They Have Begun to Drain the Swamp!

Mr. Venti Cappuccino, Chairman of the House Diabolical Mustachio Committee, has pulled it off. He has rendered the Office of Official Optimism toothless and ineffectual, having placed it under the auspices of the House Committee for Keeping It Secret.

“Henceforth,” Mr. Cappuccino tells his colleagues, “the Office of Official Optimism shall be called the Office of Making America Great, BWAHAHA!
He twirls his mustachio, diabolically, and rubs his hands together.
“Change has come to Washington, BWAHAHA!” he says.
The words of Mr. Venti Cappuccino echo in the vast hall. The Congressional members congratulate one another on their success. It is their first act of 2017, and their future looks very bright.

Bim Kerbler, the Junior Associate in the Office of Official Optimism, Division “C” (Quotations) Unit 42 (Inspiration) sub-sector twenty-nine (Cats), carries on with his work as if nothing has happened. He is not aware of Mr. Cappuccino’s triumph upon the Hill. Neither his supervisor, P. Bloden, nor the papers, have informed him.
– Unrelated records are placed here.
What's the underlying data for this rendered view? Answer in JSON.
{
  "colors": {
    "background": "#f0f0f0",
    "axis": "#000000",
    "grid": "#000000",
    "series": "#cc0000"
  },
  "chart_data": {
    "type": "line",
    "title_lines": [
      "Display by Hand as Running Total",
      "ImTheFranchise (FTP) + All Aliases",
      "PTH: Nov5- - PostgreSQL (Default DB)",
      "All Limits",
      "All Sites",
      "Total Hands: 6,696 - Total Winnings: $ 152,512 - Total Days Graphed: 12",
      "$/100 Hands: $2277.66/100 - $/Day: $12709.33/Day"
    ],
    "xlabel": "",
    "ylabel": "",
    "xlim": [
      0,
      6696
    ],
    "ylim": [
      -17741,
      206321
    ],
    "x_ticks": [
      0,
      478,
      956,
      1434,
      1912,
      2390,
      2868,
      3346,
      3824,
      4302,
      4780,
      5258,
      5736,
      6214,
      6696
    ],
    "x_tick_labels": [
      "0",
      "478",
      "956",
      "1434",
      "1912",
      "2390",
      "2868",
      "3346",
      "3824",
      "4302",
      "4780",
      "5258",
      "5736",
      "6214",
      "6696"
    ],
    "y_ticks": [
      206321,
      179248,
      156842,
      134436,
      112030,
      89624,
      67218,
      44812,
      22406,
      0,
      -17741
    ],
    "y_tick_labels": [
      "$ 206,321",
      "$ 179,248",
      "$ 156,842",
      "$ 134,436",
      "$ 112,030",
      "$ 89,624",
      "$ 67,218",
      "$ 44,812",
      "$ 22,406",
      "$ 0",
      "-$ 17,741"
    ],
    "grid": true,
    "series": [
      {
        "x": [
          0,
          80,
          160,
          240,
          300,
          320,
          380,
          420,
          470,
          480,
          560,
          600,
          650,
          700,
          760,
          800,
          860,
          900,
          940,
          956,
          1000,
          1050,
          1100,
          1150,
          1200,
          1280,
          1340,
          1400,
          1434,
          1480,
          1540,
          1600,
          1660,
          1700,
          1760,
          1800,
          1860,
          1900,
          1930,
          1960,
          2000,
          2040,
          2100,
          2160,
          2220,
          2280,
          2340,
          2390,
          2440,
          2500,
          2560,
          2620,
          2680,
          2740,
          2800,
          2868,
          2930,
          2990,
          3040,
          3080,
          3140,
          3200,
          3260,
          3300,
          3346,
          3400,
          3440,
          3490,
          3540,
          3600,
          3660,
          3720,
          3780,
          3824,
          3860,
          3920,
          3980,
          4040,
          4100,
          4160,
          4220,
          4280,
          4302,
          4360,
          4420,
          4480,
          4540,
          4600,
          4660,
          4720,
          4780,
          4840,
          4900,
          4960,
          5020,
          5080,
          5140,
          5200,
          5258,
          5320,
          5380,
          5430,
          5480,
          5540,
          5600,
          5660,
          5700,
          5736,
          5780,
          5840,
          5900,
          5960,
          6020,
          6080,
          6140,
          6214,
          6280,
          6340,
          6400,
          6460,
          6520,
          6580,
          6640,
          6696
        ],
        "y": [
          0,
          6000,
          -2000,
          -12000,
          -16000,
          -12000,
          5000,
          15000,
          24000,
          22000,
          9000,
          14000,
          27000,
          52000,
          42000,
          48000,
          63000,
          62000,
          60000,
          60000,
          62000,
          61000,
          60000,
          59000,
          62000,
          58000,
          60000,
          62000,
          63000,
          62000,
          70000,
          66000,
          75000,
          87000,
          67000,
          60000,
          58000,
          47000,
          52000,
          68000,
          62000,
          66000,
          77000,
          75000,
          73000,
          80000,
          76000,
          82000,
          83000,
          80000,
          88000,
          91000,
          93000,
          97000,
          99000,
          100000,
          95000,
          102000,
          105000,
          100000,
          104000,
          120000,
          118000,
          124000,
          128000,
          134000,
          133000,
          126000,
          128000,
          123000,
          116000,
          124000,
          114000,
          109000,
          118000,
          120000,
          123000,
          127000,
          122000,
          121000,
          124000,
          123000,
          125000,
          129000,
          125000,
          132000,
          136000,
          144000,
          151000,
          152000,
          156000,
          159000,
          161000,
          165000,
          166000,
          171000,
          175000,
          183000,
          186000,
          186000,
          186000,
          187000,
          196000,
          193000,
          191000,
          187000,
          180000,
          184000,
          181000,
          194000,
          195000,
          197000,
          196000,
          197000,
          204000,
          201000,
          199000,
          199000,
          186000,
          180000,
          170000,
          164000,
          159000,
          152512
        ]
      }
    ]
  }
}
It is as if the work of the House Committee for Keeping It Secret occurs in the dark, which it emphatically does not. Indeed, the Committee meets in a brightly-lit chamber, well down in the bowels of the earth where no radio nor TV signals may reach, to safeguard this delicate creature named Democracy.

Mr. Cappuccino’s efforts were inspired by a Mr. Crusher associate and former Speaker of the House, named Neft Gangrene. Perhaps you remember him from the 90s, when America contracted something from. It may have been syphilis, or influenza, or perhaps Acinetobacter baumannii. It was a long time ago, and one struggles to remember.
“What use have we of optimism?” says Mr. Gangrene to Mr. Cappuccino.
BWAHAHA!” replies Cappuccino.
“I have been tasked with saving Western Civilization” says Gangrene “and, today, my true labor begins!”
BWAHAHA!” says Cappuccino.
They rub their hands. All who sport a diabolical mustachio twirl same.

I know what you are thinking, Dear Reader. “Was there not talk of draining the swamp? Had not Mr. Crusher himself said, We will drain the swamp?”

Ah but there you go again—taking Mr. Crusher literally but not seriously, when the correct approach is to take him seriously but not literally. For a swamp is not a literal swamp, but a metaphor. And a drainage is not literal drainage, but indeed a metaphor.

Think of a tract of low-lying ground in which water collects. Yes, like a pool! But remember: we speak neither of literal low-lying ground nor of literal water. Be serious, Dear Reader, and approach this as metaphor. Think merely of a place where something collects. The thing collected may be fame, or glory, or influence, or power, or money. What matters is that it collects, just as water collects. And what is water if not the essential ingredient of life, the most invaluable resource imaginable? Yes … now you have it. The most invaluable thing, collecting, gathering, pooling, in a specific place. A place such as Washington.

And now, the draining. Well, metaphorically speaking this is simply a matter of gathering something up. Imagine a man backing a truck to the rim of the pool, sucking up the contents, then driving away. Can you see that in your mind’s eye? That, too, is a metaphor. The man doesn’t literally use a truck to siphon the pool. Perhaps he uses a law. And he doesn’t collect water, but rather metaphors like money and power. The man who drains the swamp in non-literal serious reality goes to Washington to amass money and power. The thing is obvious, once you put on your metaphor glasses.

Very soon life will change for Bim Kerbler, as it will change for many others. Those who are serious and not literal perceive the changes already. Those who are literal and not serious—well, let us just say they are going to fare poorly.